Applicants must be enrolled in or have completed prerequisite course work at the time of application to the RN-B.S.N. program and additional elective course work before entering the program. They may complete these requirements at a community college.

They also must complete course work in one or more world languages; the requirement varies according to the applicant's year of high school graduation:

before 1991: applicant is exempt from the world language requirement;

1991 and after: applicant must demonstrate second-level proficiency in a single world language.

Technical Standards

Applicants to the College of Nursing are expected to be capable of completing the entire nursing curriculum and of earning a B.S.N. degree. Nursing is a practice discipline with cognitive, sensory, affective, and psychomotor performance requirements. The college's technical standards provide an objective measure on which to base informed decisions about whether individual students will be able to participate in the nursing program. Technical standards also help students determine whether they will need accommodations or modifications in order to participate.

The technical standards are provided to all students before matriculation and are available online in the B.S.N. Student Handbook; see Section VIII: Clinical Course and Health Science Student Requirements. Students with disabilities who believe that they may need assistance in meeting the core performance standards should contact Student Disability Services.

Selection

The college's admission committee recommends to the dean the applicants who appear to be best qualified. Fulfillment of minimum admission requirements does not guarantee admission to the College of Nursing. The committee may require personal interviews. A physical examination report and specific health screening requirements must be on file at University of Iowa Student Health & Wellness 10 days before the class opens for the first clinical nursing course.

Application Deadlines

B.S.N. prelicensure early admission: January 1 for fall entry

B.S.N. prelicensure competitive admission: April 1 for spring entry

RN-B.S.N. program: March 1 for fall entry; September 1 for spring entry

In addition to general assistance available to University students, there are assistance programs specifically for nursing students. Information about financial aid is available from the University's Office of Student Financial Aid.

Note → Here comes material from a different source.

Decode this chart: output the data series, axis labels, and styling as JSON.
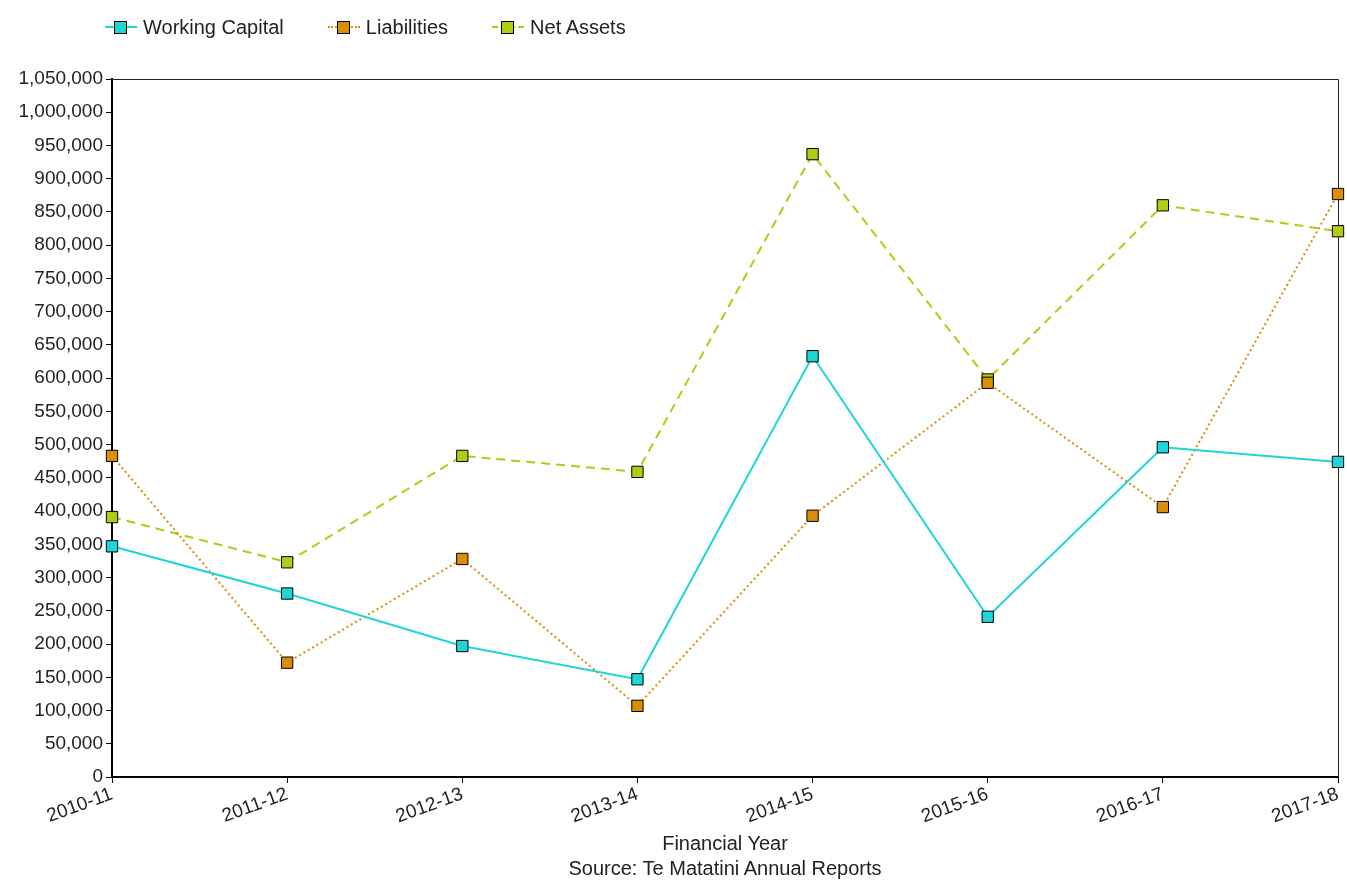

The University of Iowa’s B.S.N. program provides broad preparation in clinical, scientific, community health, and patient education skills, and promises outstanding career options. With a B.S.N. degree, students are eligible to work as a staff nurse; flight nurse; a nurse on medical, oncology, surgical, pediatric, emergency, or intensive care units; a nurse in outpatient or neighborhood clinics; or a home health care nurse.

The U.S. Bureau of Labor Statistics projects that employment for registered nurses will grow faster than most other occupations through 2020.